CH: Just over one week ago, two of your paintings were in a group show called “Unquestionable Optimism – The Barn Show” which opened in July in East Hampton, New York. Were you happy to be a part of this show and how your works were being presented along this idea of “optimism”?

CR: Definitely. Lindsay Howard is a great curator and repeatedly recognized the zeitgeist before everyone else, I was happy to be included. We’re at a moment culturally where the idea of optimism seems strained or even laughable, because so much is on the brink of collapse. I can’t speak to the optimism in the other works in the show, but within my own work, there is a hopeful undercurrent. A rise of a more fierce feminine energy.

CH: You recently did a printmaking project with Wassaic, and made limited editions of “Matriarchal Matrix” on silk screen, which, are still available for sale now. Was this image based on a painting? What’s the idea behind this work?

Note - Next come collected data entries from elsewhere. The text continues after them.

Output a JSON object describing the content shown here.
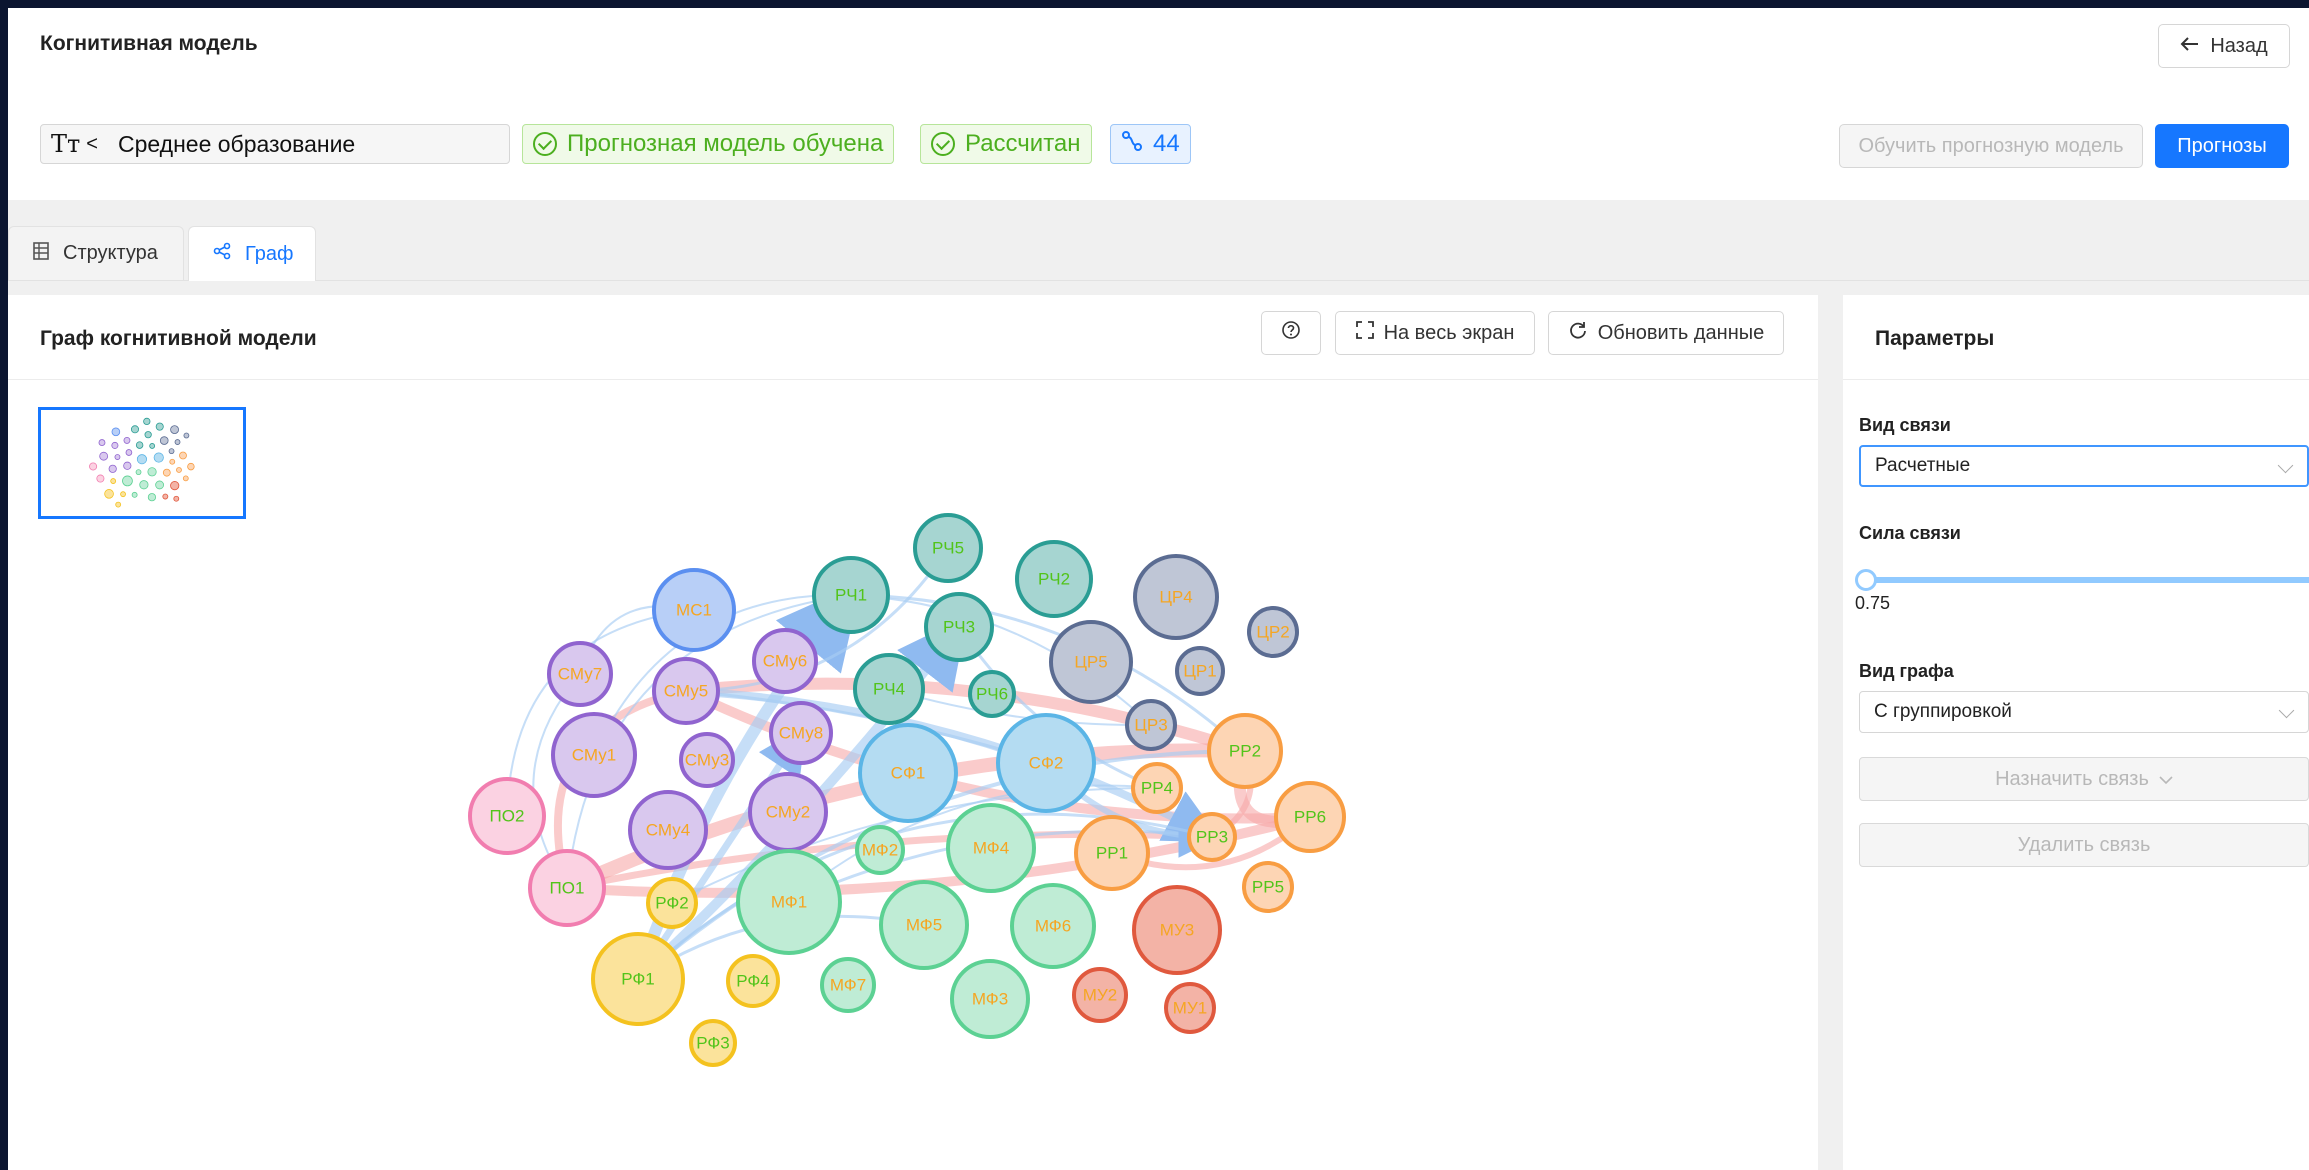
{
  "page": {
    "title": "Когнитивная модель",
    "back_label": "Назад"
  },
  "model": {
    "name": "Среднее образование",
    "status_trained": "Прогнозная модель обучена",
    "status_calculated": "Рассчитан",
    "link_count": "44",
    "train_label": "Обучить прогнозную модель",
    "forecast_label": "Прогнозы"
  },
  "tabs": [
    {
      "label": "Структура",
      "icon": "table-icon",
      "active": false
    },
    {
      "label": "Граф",
      "icon": "share-icon",
      "active": true
    }
  ],
  "graph_card": {
    "title": "Граф когнитивной модели",
    "fullscreen_label": "На весь экран",
    "refresh_label": "Обновить данные"
  },
  "params": {
    "title": "Параметры",
    "link_type_label": "Вид связи",
    "link_type_value": "Расчетные",
    "strength_label": "Сила связи",
    "strength_value": "0.75",
    "graph_type_label": "Вид графа",
    "graph_type_value": "С группировкой",
    "assign_label": "Назначить связь",
    "delete_label": "Удалить связь"
  },
  "colors": {
    "accent": "#1677ff",
    "success": "#52c41a",
    "edge_blue": "#a8ccf2",
    "edge_red": "#f7a8a8"
  },
  "nodes": [
    {
      "id": "РЧ5",
      "group": "teal"
    },
    {
      "id": "РЧ1",
      "group": "teal"
    },
    {
      "id": "РЧ2",
      "group": "teal"
    },
    {
      "id": "РЧ3",
      "group": "teal"
    },
    {
      "id": "РЧ4",
      "group": "teal"
    },
    {
      "id": "РЧ6",
      "group": "teal"
    },
    {
      "id": "МС1",
      "group": "blue"
    },
    {
      "id": "ЦР4",
      "group": "slate"
    },
    {
      "id": "ЦР2",
      "group": "slate"
    },
    {
      "id": "ЦР5",
      "group": "slate"
    },
    {
      "id": "ЦР1",
      "group": "slate"
    },
    {
      "id": "ЦР3",
      "group": "slate"
    },
    {
      "id": "СМу7",
      "group": "purple"
    },
    {
      "id": "СМу5",
      "group": "purple"
    },
    {
      "id": "СМу6",
      "group": "purple"
    },
    {
      "id": "СМу8",
      "group": "purple"
    },
    {
      "id": "СМу1",
      "group": "purple"
    },
    {
      "id": "СМу3",
      "group": "purple"
    },
    {
      "id": "СМу4",
      "group": "purple"
    },
    {
      "id": "СМу2",
      "group": "purple"
    },
    {
      "id": "СФ1",
      "group": "sky"
    },
    {
      "id": "СФ2",
      "group": "sky"
    },
    {
      "id": "РР2",
      "group": "orange"
    },
    {
      "id": "РР4",
      "group": "orange"
    },
    {
      "id": "РР6",
      "group": "orange"
    },
    {
      "id": "РР3",
      "group": "orange"
    },
    {
      "id": "РР1",
      "group": "orange"
    },
    {
      "id": "РР5",
      "group": "orange"
    },
    {
      "id": "ПО2",
      "group": "pink"
    },
    {
      "id": "ПО1",
      "group": "pink"
    },
    {
      "id": "МФ2",
      "group": "green"
    },
    {
      "id": "МФ4",
      "group": "green"
    },
    {
      "id": "МФ1",
      "group": "green"
    },
    {
      "id": "МФ5",
      "group": "green"
    },
    {
      "id": "МФ6",
      "group": "green"
    },
    {
      "id": "МФ7",
      "group": "green"
    },
    {
      "id": "МФ3",
      "group": "green"
    },
    {
      "id": "РФ2",
      "group": "yellow"
    },
    {
      "id": "РФ1",
      "group": "yellow"
    },
    {
      "id": "РФ4",
      "group": "yellow"
    },
    {
      "id": "РФ3",
      "group": "yellow"
    },
    {
      "id": "МУ3",
      "group": "red"
    },
    {
      "id": "МУ2",
      "group": "red"
    },
    {
      "id": "МУ1",
      "group": "red"
    }
  ],
  "groups": {
    "teal": {
      "fill": "#a6d5d1",
      "stroke": "#2a9d94",
      "text": "#52c41a"
    },
    "blue": {
      "fill": "#b8cff7",
      "stroke": "#5b8ff0",
      "text": "#f5a623"
    },
    "slate": {
      "fill": "#bfc6d6",
      "stroke": "#5b6c92",
      "text": "#f5a623"
    },
    "purple": {
      "fill": "#d9c8ee",
      "stroke": "#9064cf",
      "text": "#f5a623"
    },
    "sky": {
      "fill": "#b4dcf2",
      "stroke": "#5bb5e6",
      "text": "#f5a623"
    },
    "orange": {
      "fill": "#fdd5b4",
      "stroke": "#f89d42",
      "text": "#52c41a"
    },
    "pink": {
      "fill": "#fbd2e2",
      "stroke": "#f17daf",
      "text": "#52c41a"
    },
    "green": {
      "fill": "#bfecd5",
      "stroke": "#5cd193",
      "text": "#f5a623"
    },
    "yellow": {
      "fill": "#fbe39b",
      "stroke": "#f4c21f",
      "text": "#52c41a"
    },
    "red": {
      "fill": "#f3b3a6",
      "stroke": "#e0593e",
      "text": "#f5a623"
    }
  }
}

CR: The silkscreens are based on a painting of the same title that appeared in my solo show “Healer. Feeler. Seer. Seen.” at Ochi Projects earlier this year. The original is larger and contains more figures. The face in “Matriarchal Matrix” repeats and folds into herself, emerging and vanishing from the darkness of her hair. I was interested in capturing a shape of shifting energy, almost trance like, where it is unclear whether the multiplicity is the extension of the same woman, or if they represent multiple women expanding over time and space. Either way there is a continuation and blurring as to where one figure begins and the other ends.

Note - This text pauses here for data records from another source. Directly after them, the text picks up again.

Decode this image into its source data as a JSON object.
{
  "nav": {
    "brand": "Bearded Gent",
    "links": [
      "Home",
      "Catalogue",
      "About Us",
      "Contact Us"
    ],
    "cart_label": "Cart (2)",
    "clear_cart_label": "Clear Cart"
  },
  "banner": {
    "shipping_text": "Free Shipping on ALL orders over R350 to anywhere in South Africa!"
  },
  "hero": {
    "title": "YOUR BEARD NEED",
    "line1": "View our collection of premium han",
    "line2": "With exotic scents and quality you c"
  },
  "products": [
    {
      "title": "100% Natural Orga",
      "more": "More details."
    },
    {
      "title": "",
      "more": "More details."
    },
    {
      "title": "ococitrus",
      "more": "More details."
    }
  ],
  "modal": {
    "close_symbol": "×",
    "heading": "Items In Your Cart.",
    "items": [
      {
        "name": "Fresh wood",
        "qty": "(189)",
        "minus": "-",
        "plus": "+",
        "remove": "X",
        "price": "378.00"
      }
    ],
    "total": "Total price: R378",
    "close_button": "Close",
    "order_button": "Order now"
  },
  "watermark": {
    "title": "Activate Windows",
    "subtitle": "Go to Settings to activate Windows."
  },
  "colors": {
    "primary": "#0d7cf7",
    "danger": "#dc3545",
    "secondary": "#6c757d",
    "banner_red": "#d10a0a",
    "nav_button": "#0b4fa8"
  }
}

Caris Reid Hestia, 2017 Acrylic on wood, 48 x 36 in. / 112 x 91 cm

Caris Reid Night Gardener, 2017 Acrylic on wood, 48 x 36 in. / 122 x 91 cm

CH: Five years ago, you showed me some paintings you made of friends and people you had once known. These days, you have been making works of mythical goddesses. How did you make the transition? Or maybe it’s a natural transition, something you’ve been working towards all along?

CR: The work has become much more stylized over the last few years and as meditation becomes a deeper part of the process, the figures start to come from my inner world rather than my outer world. The figures in the paintings are archetypes, they embody a concept or mood. With “Sub Rosa” I was interested in blurring the line between fantasy and reality, and a few of the figures are inspired by real people in my life, including a character that is a fictitious version of myself.

CH: Do you separate your personal life from your work life? For instance, do you think of your work as auto-biographical or as a medium that is like a conduit connecting you to the metaphysical?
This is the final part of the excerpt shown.